Aunque se obstine en negarlo, el concepto áureo del progre es: «dos pesos, dos medidas». La guerra es guerra sólo cuando nos mete en ella la derecha, pero es cualquier cosa menos guerra si la desencadena uno de ellos.
El progre, la religión y el laicismo
Las relaciones del progre y la religión son particularmente sorprendentes El progre, en sí mismo, suele definirse como laico, lo cual no está reñido con que algunos afinen un poco más y reconozcan que tienen fe religiosa, pero que ésta se aplica solamente a la «esfera personal». Eso está bien, ves.
Les pierde la simpatía por los «movimientos apostólicos de base», es decir, si les va algún tipo de religión es la religión de la no–religión, esto es, el cristianismo postconciliar más «avanzado». Un progre que se precie no albergará el menor problema en comulgar con una rosquilla que le tenderá el islamista que se sienta junto a él el día en que las cámaras de TV lo registren en la parroquia de San Carlos Borromeo, mientras el yonki de turno allí albergado le pispa la cartera o el peluco. Será de buen tono que considere esta «comunión» como «aproximación a los que sufren», pero nunca –y esto es definitivo, nunca– como una liturgia y un ritual religioso (porque si para él la religión católica debe ser algo, debe ser un ente desprovisto de liturgia, rito y dogma, reducida a demagogia social que la doctrina progre rotula abusivamente como «religión»).
El progre defenderá a capa y espada el laicismo del Estado. Hará todo lo posible para eludir que la historia enseña que la religión católica fue la tradicional de España y que difícilmente podría entenderse nuestra historia desconociendo el hecho católico. Lo que realmente le interesa es que la religión no se enseñe en las aulas y si hay que hacerlo, sin duda, el catolicismo debe estar en pie de igualdad con cualquier otra religión «para que el niño conozca y elija»… Resulta chocante que toda la hostilidad indisimulada servida en relación a la Iglesia se transforme en una admiración desmesurada hacia el Islam y todo lo que representa. Un progre que obstaculiza la enseñanza y simple mención del catolicismo, sin embargo, no tiene empacho en alentar la difusión, permisividad y promoción del Islam.

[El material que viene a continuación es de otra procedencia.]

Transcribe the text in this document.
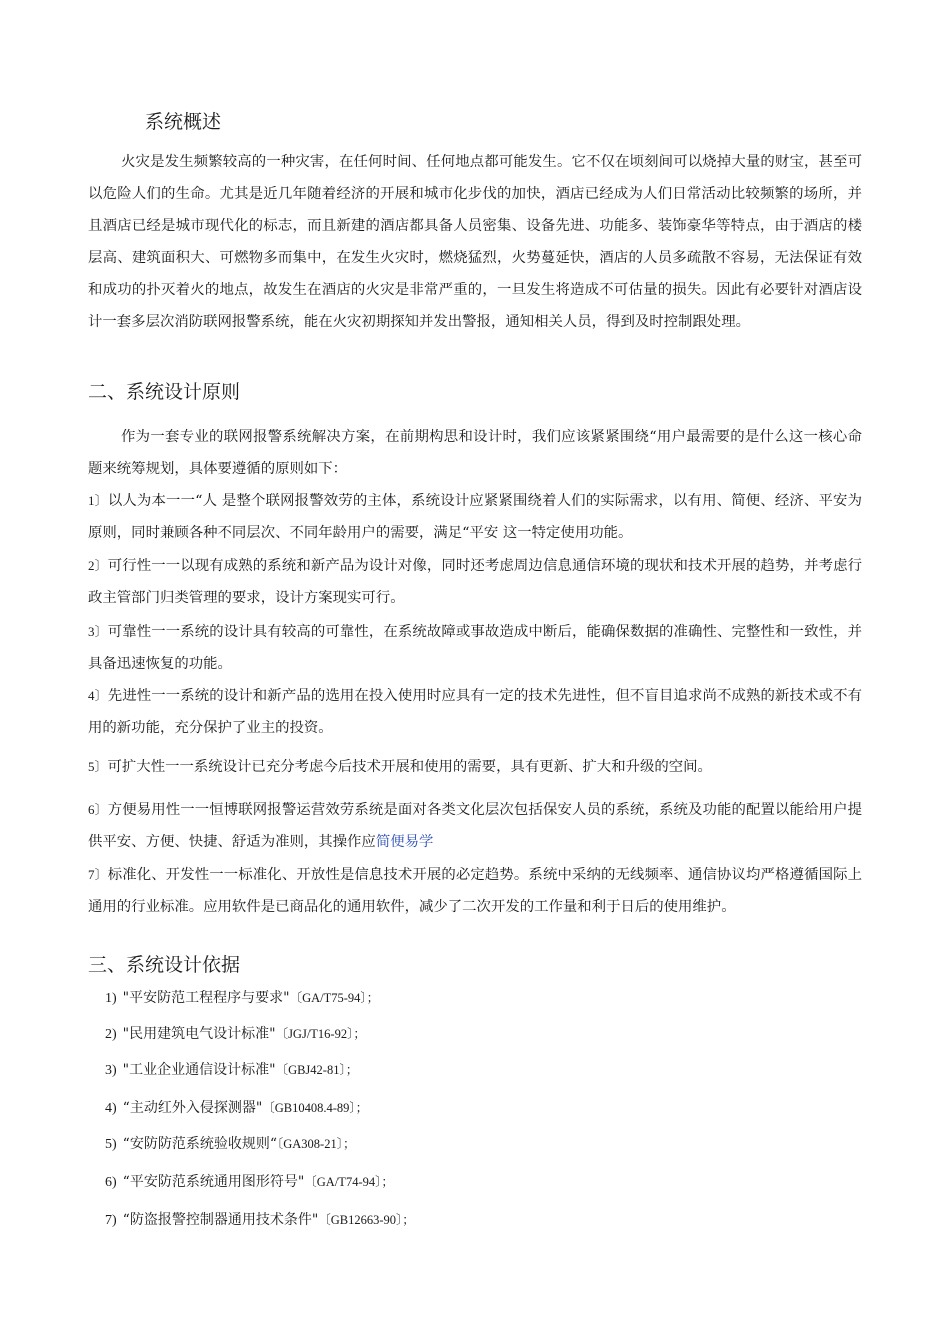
系统概述
火灾是发生频繁较高的一种灾害，在任何时间、任何地点都可能发生。它不仅在顷刻间可以烧掉大量的财宝，甚至可以危险人们的生命。尤其是近几年随着经济的开展和城市化步伐的加快，酒店已经成为人们日常活动比较频繁的场所，并且酒店已经是城市现代化的标志，而且新建的酒店都具备人员密集、设备先进、功能多、装饰豪华等特点，由于酒店的楼层高、建筑面积大、可燃物多而集中，在发生火灾时，燃烧猛烈，火势蔓延快，酒店的人员多疏散不容易，无法保证有效和成功的扑灭着火的地点，故发生在酒店的火灾是非常严重的，一旦发生将造成不可估量的损失。因此有必要针对酒店设计一套多层次消防联网报警系统，能在火灾初期探知并发出警报，通知相关人员，得到及时控制跟处理。
二、系统设计原则
作为一套专业的联网报警系统解决方案，在前期构思和设计时，我们应该紧紧围绕“用户最需要的是什么这一核心命题来统筹规划，具体要遵循的原则如下：
1〕以人为本一一“人 是整个联网报警效劳的主体，系统设计应紧紧围绕着人们的实际需求，以有用、简便、经济、平安为原则，同时兼顾各种不同层次、不同年龄用户的需要，满足“平安 这一特定使用功能。
2〕可行性一一以现有成熟的系统和新产品为设计对像，同时还考虑周边信息通信环境的现状和技术开展的趋势，并考虑行政主管部门归类管理的要求，设计方案现实可行。
3〕可靠性一一系统的设计具有较高的可靠性，在系统故障或事故造成中断后，能确保数据的准确性、完整性和一致性，并具备迅速恢复的功能。
4〕先进性一一系统的设计和新产品的选用在投入使用时应具有一定的技术先进性，但不盲目追求尚不成熟的新技术或不有用的新功能，充分保护了业主的投资。
5〕可扩大性一一系统设计已充分考虑今后技术开展和使用的需要，具有更新、扩大和升级的空间。
6〕方便易用性一一恒博联网报警运营效劳系统是面对各类文化层次包括保安人员的系统，系统及功能的配置以能给用户提供平安、方便、快捷、舒适为准则，其操作应简便易学
7〕标准化、开发性一一标准化、开放性是信息技术开展的必定趋势。系统中采纳的无线频率、通信协议均严格遵循国际上通用的行业标准。应用软件是已商品化的通用软件，减少了二次开发的工作量和利于日后的使用维护。
三、系统设计依据
1) "平安防范工程程序与要求"〔GA/T75-94〕；
2) "民用建筑电气设计标准"〔JGJ/T16-92〕；
3) "工业企业通信设计标准"〔GBJ42-81〕；
4) “主动红外入侵探测器"〔GB10408.4-89〕；
5) “安防防范系统验收规则“〔GA308-21〕；
6) “平安防范系统通用图形符号"〔GA/T74-94〕；
7) “防盗报警控制器通用技术条件"〔GB12663-90〕；
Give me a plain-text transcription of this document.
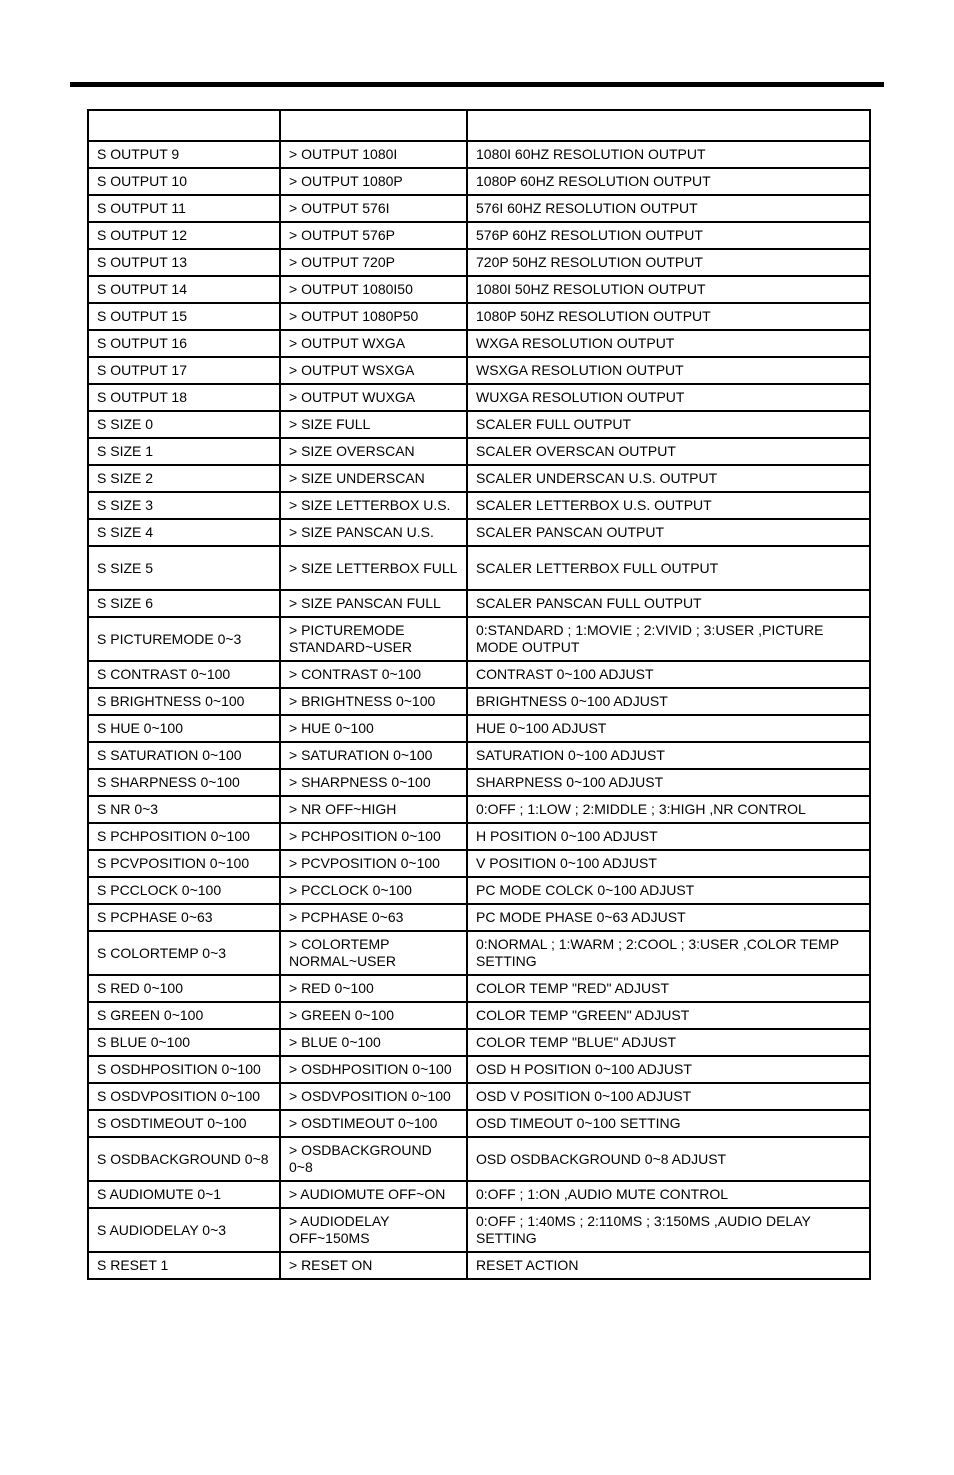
S OUTPUT 9	> OUTPUT 1080I	1080I 60HZ RESOLUTION OUTPUT
S OUTPUT 10	> OUTPUT 1080P	1080P 60HZ RESOLUTION OUTPUT
S OUTPUT 11	> OUTPUT 576I	576I 60HZ RESOLUTION OUTPUT
S OUTPUT 12	> OUTPUT 576P	576P 60HZ RESOLUTION OUTPUT
S OUTPUT 13	> OUTPUT 720P	720P 50HZ RESOLUTION OUTPUT
S OUTPUT 14	> OUTPUT 1080I50	1080I 50HZ RESOLUTION OUTPUT
S OUTPUT 15	> OUTPUT 1080P50	1080P 50HZ RESOLUTION OUTPUT
S OUTPUT 16	> OUTPUT WXGA	WXGA RESOLUTION OUTPUT
S OUTPUT 17	> OUTPUT WSXGA	WSXGA RESOLUTION OUTPUT
S OUTPUT 18	> OUTPUT WUXGA	WUXGA RESOLUTION OUTPUT
S SIZE 0	> SIZE FULL	SCALER FULL OUTPUT
S SIZE 1	> SIZE OVERSCAN	SCALER OVERSCAN OUTPUT
S SIZE 2	> SIZE UNDERSCAN	SCALER UNDERSCAN U.S. OUTPUT
S SIZE 3	> SIZE LETTERBOX U.S.	SCALER LETTERBOX U.S. OUTPUT
S SIZE 4	> SIZE PANSCAN U.S.	SCALER PANSCAN OUTPUT
S SIZE 5	> SIZE LETTERBOX FULL	SCALER LETTERBOX FULL OUTPUT
S SIZE 6	> SIZE PANSCAN FULL	SCALER PANSCAN FULL OUTPUT
S PICTUREMODE 0~3	> PICTUREMODE STANDARD~USER	0:STANDARD ; 1:MOVIE ; 2:VIVID ; 3:USER ,PICTURE MODE OUTPUT
S CONTRAST 0~100	> CONTRAST 0~100	CONTRAST 0~100 ADJUST
S BRIGHTNESS 0~100	> BRIGHTNESS 0~100	BRIGHTNESS 0~100 ADJUST
S HUE 0~100	> HUE 0~100	HUE 0~100 ADJUST
S SATURATION 0~100	> SATURATION 0~100	SATURATION 0~100 ADJUST
S SHARPNESS 0~100	> SHARPNESS 0~100	SHARPNESS 0~100 ADJUST
S NR 0~3	> NR OFF~HIGH	0:OFF ; 1:LOW ; 2:MIDDLE ; 3:HIGH ,NR CONTROL
S PCHPOSITION 0~100	> PCHPOSITION 0~100	H POSITION 0~100 ADJUST
S PCVPOSITION 0~100	> PCVPOSITION 0~100	V POSITION 0~100 ADJUST
S PCCLOCK 0~100	> PCCLOCK 0~100	PC MODE COLCK 0~100 ADJUST
S PCPHASE 0~63	> PCPHASE 0~63	PC MODE PHASE 0~63 ADJUST
S COLORTEMP 0~3	> COLORTEMP NORMAL~USER	0:NORMAL ; 1:WARM ; 2:COOL ; 3:USER ,COLOR TEMP SETTING
S RED 0~100	> RED 0~100	COLOR TEMP "RED" ADJUST
S GREEN 0~100	> GREEN 0~100	COLOR TEMP "GREEN" ADJUST
S BLUE 0~100	> BLUE 0~100	COLOR TEMP "BLUE" ADJUST
S OSDHPOSITION 0~100	> OSDHPOSITION 0~100	OSD H POSITION 0~100 ADJUST
S OSDVPOSITION 0~100	> OSDVPOSITION 0~100	OSD V POSITION 0~100 ADJUST
S OSDTIMEOUT 0~100	> OSDTIMEOUT 0~100	OSD TIMEOUT 0~100 SETTING
S OSDBACKGROUND 0~8	> OSDBACKGROUND 0~8	OSD OSDBACKGROUND 0~8 ADJUST
S AUDIOMUTE 0~1	> AUDIOMUTE OFF~ON	0:OFF ; 1:ON ,AUDIO MUTE CONTROL
S AUDIODELAY 0~3	> AUDIODELAY OFF~150MS	0:OFF ; 1:40MS ; 2:110MS ; 3:150MS ,AUDIO DELAY SETTING
S RESET 1	> RESET ON	RESET ACTION
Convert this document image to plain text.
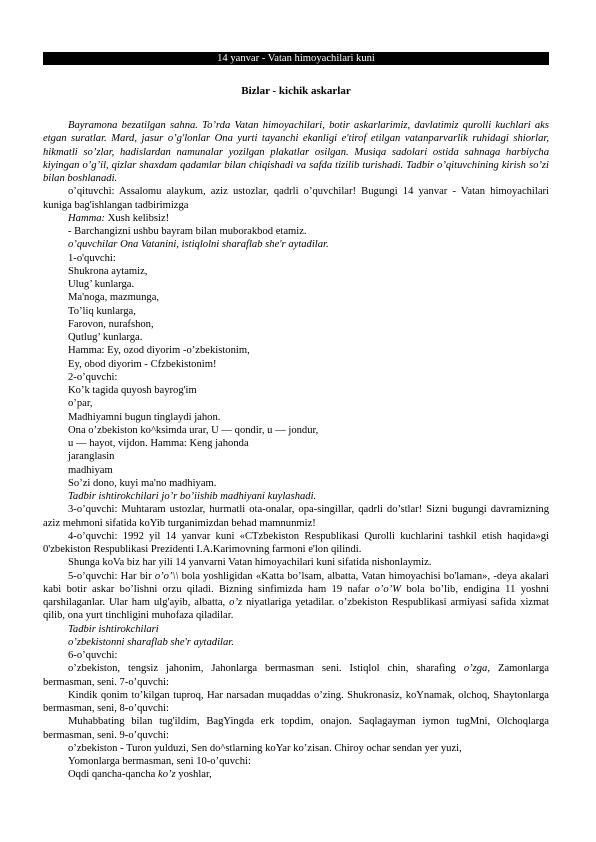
14 yanvar - Vatan himoyachilari kuni
Bizlar - kichik askarlar
Bayramona bezatilgan sahna. To’rda Vatan himoyachilari, botir askarlarimiz, davlatimiz qurolli kuchlari aks etgan suratlar. Mard, jasur o’g'lonlar Ona yurti tayanchi ekanligi e'tirof etilgan vatanparvarlik ruhidagi shiorlar, hikmatli so’zlar, hadislardan namunalar yozilgan plakatlar osilgan. Musiqa sadolari ostida sahnaga harbiycha kiyingan o’g’il, qizlar shaxdam qadamlar bilan chiqishadi va safda tizilib turishadi. Tadbir o’qituvchining kirish so’zi bilan boshlanadi.
o’qituvchi: Assalomu alaykum, aziz ustozlar, qadrli o’quvchilar! Bugungi 14 yanvar - Vatan himoyachilari kuniga bag'ishlangan tadbirimizga
Hamma: Xush kelibsiz!
- Barchangizni ushbu bayram bilan muborakbod etamiz.
o’quvchilar Ona Vatanini, istiqlolni sharaflab she'r aytadilar.
1-o'quvchi:
Shukrona aytamiz,
Ulug’ kunlarga.
Ma'noga, mazmunga,
To’liq kunlarga,
Farovon, nurafshon,
Qutlug’ kunlarga.
Hamma: Ey, ozod diyorim -o’zbekistonim,
Ey, obod diyorim - Cfzbekistonim!
2-o’quvchi:
Ko’k tagida quyosh bayrog'im
o’par,
Madhiyamni bugun tinglaydi jahon.
Ona o’zbekiston ko^ksimda urar, U — qondir, u — jondur,
u — hayot, vijdon. Hamma: Keng jahonda
jaranglasin
madhiyam
So’zi dono, kuyi ma'no madhiyam.
Tadbir ishtirokchilari jo’r bo’iishib madhiyani kuylashadi.
3-o’quvchi: Muhtaram ustozlar, hurmatli ota-onalar, opa-singillar, qadrli do’stlar! Sizni bugungi davramizning aziz mehmoni sifatida koYib turganimizdan behad mamnunmiz!
4-o’quvchi: 1992 yil 14 yanvar kuni «CTzbekiston Respublikasi Qurolli kuchlarini tashkil etish haqida»gi 0'zbekiston Respublikasi Prezidenti I.A.Karimovning farmoni e'lon qilindi.
Shunga koVa biz har yili 14 yanvarni Vatan himoyachilari kuni sifatida nishonlaymiz.
5-o’quvchi: Har bir o’o’\\ bola yoshligidan «Katta bo’lsam, albatta, Vatan himoyachisi bo'laman», -deya akalari kabi botir askar bo’lishni orzu qiladi. Bizning sinfimizda ham 19 nafar o’o’W bola bo’lib, endigina 11 yoshni qarshilaganlar. Ular ham ulg'ayib, albatta, o’z niyatlariga yetadilar. o’zbekiston Respublikasi armiyasi safida xizmat qilib, ona yurt tinchligini muhofaza qiladilar.
Tadbir ishtirokchilari
o’zbekistonni sharaflab she'r aytadilar.
6-o’quvchi:
o’zbekiston, tengsiz jahonim, Jahonlarga bermasman seni. Istiqlol chin, sharafing o’zga, Zamonlarga bermasman, seni. 7-o’quvchi:
Kindik qonim to’kilgan tuproq, Har narsadan muqaddas o’zing. Shukronasiz, koYnamak, olchoq, Shaytonlarga bermasman, seni, 8-o’quvchi:
Muhabbating bilan tug'ildim, BagYingda erk topdim, onajon. Saqlagayman iymon tugMni, Olchoqlarga bermasman, seni. 9-o’quvchi:
o’zbekiston - Turon yulduzi, Sen do^stlarning koYar ko’zisan. Chiroy ochar sendan yer yuzi,
Yomonlarga bermasman, seni 10-o’quvchi:
Oqdi qancha-qancha ko’z yoshlar,
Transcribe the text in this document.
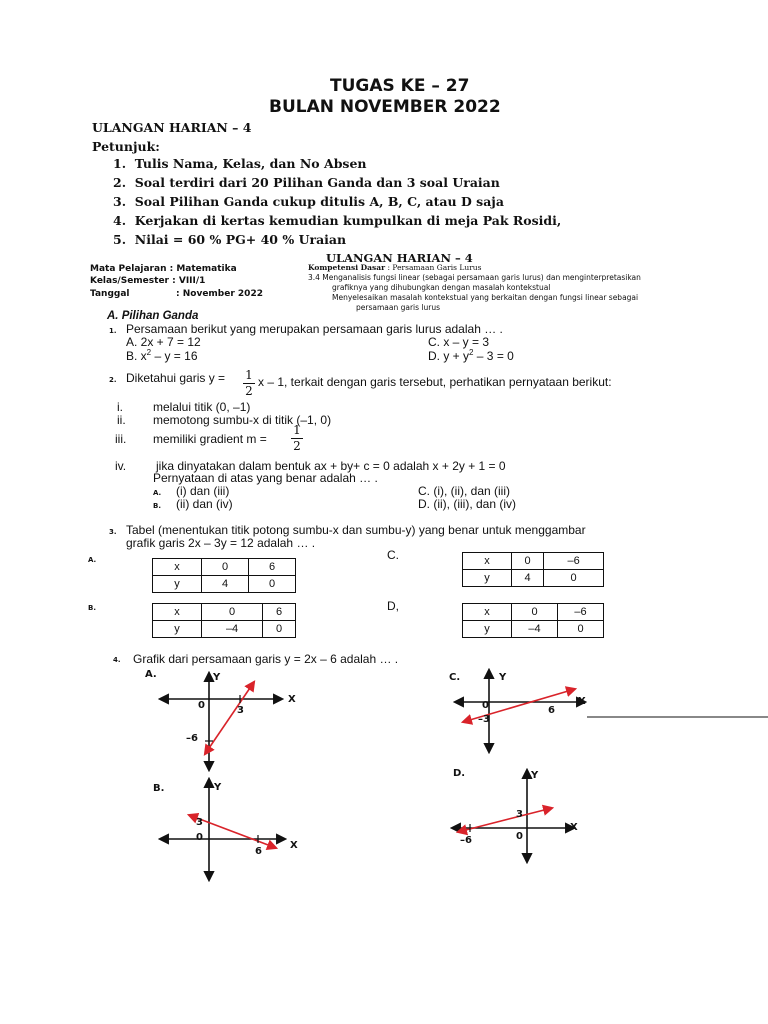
TUGAS KE – 27
BULAN NOVEMBER 2022
ULANGAN HARIAN – 4
Petunjuk:
1. Tulis Nama, Kelas, dan No Absen
2. Soal terdiri dari 20 Pilihan Ganda dan 3 soal Uraian
3. Soal Pilihan Ganda cukup ditulis A, B, C, atau D saja
4. Kerjakan di kertas kemudian kumpulkan di meja Pak Rosidi,
5. Nilai = 60 % PG+ 40 % Uraian
ULANGAN HARIAN – 4
Mata Pelajaran : Matematika
Kelas/Semester : VIII/1
Tanggal	: November 2022
Kompetensi Dasar : Persamaan Garis Lurus
3.4 Menganalisis fungsi linear (sebagai persamaan garis lurus) dan menginterpretasikan
grafiknya yang dihubungkan dengan masalah kontekstual
Menyelesaikan masalah kontekstual yang berkaitan dengan fungsi linear sebagai
persamaan garis lurus
A. Pilihan Ganda
1. Persamaan berikut yang merupakan persamaan garis lurus adalah … .
A. 2x + 7 = 12
B. $x^2 - y = 16$
C. x – y = 3
D. $y + y^2 - 3 = 0$
2. Diketahui garis $y = \frac{1}{2}$ x – 1, terkait dengan garis tersebut, perhatikan pernyataan berikut:
i.	melalui titik (0, –1)
ii. memotong sumbu-x di titik (–1, 0)
iii. memiliki gradient $m = \frac{1}{2}$
iv. jika dinyatakan dalam bentuk ax + by+ c = 0 adalah x + 2y + 1 = 0
Pernyataan di atas yang benar adalah … .
A. (i) dan (iii)
B. (ii) dan (iv)
C. (i), (ii), dan (iii)
D. (ii), (iii), dan (iv)
3. Tabel (menentukan titik potong sumbu-x dan sumbu-y) yang benar untuk menggambar
grafik garis 2x – 3y = 12 adalah … .
A.
x	0	6
y	4	0
C.	x	0	–6
y	4	0
B.	x	0	6
y	–4	0
D,	x	0	–6
y	–4	0
4. Grafik dari persamaan garis y = 2x – 6 adalah … .
A.	Y
X
0	3
–6
B.	Y
X
0
3
6
C.	Y
X
0
–3
6
D.	Y
X
0
3
–6
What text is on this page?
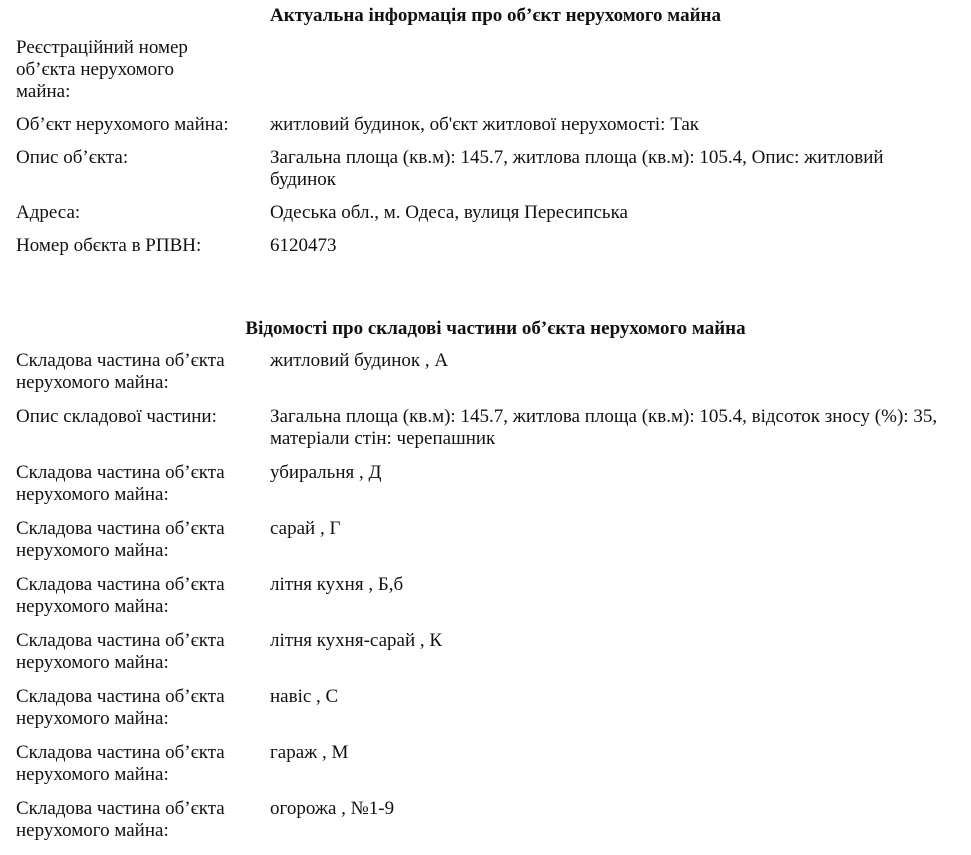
Актуальна інформація про об’єкт нерухомого майна
Реєстраційний номер об’єкта нерухомого майна:
Об’єкт нерухомого майна:	житловий будинок, об'єкт житлової нерухомості: Так
Опис об’єкта:	Загальна площа (кв.м): 145.7, житлова площа (кв.м): 105.4, Опис: житловий будинок
Адреса:	Одеська обл., м. Одеса, вулиця Пересипська
Номер обєкта в РПВН:	6120473
Відомості про складові частини об’єкта нерухомого майна
Складова частина об’єкта нерухомого майна:
житловий будинок , А
Опис складової частини:	Загальна площа (кв.м): 145.7, житлова площа (кв.м): 105.4, відсоток зносу (%): 35, матеріали стін: черепашник
Складова частина об’єкта нерухомого майна:
убиральня , Д
Складова частина об’єкта нерухомого майна:
сарай , Г
Складова частина об’єкта нерухомого майна:
літня кухня , Б,б
Складова частина об’єкта нерухомого майна:
літня кухня-сарай , К
Складова частина об’єкта нерухомого майна:
навіс , С
Складова частина об’єкта нерухомого майна:
гараж , М
Складова частина об’єкта нерухомого майна:
огорожа , №1-9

Y es que, si en materia religiosa el progre alberga alguna simpatía es hacia el islamismo hasta el punto de que en el mismo momento en el que defiende la desaparición de la asignatura de religión en la escuela, no tiene empacho en promover con cargo a los presupuestos generales del Estado la contratación de imanes y electroimanes para enseñar el islamismo en las aulas.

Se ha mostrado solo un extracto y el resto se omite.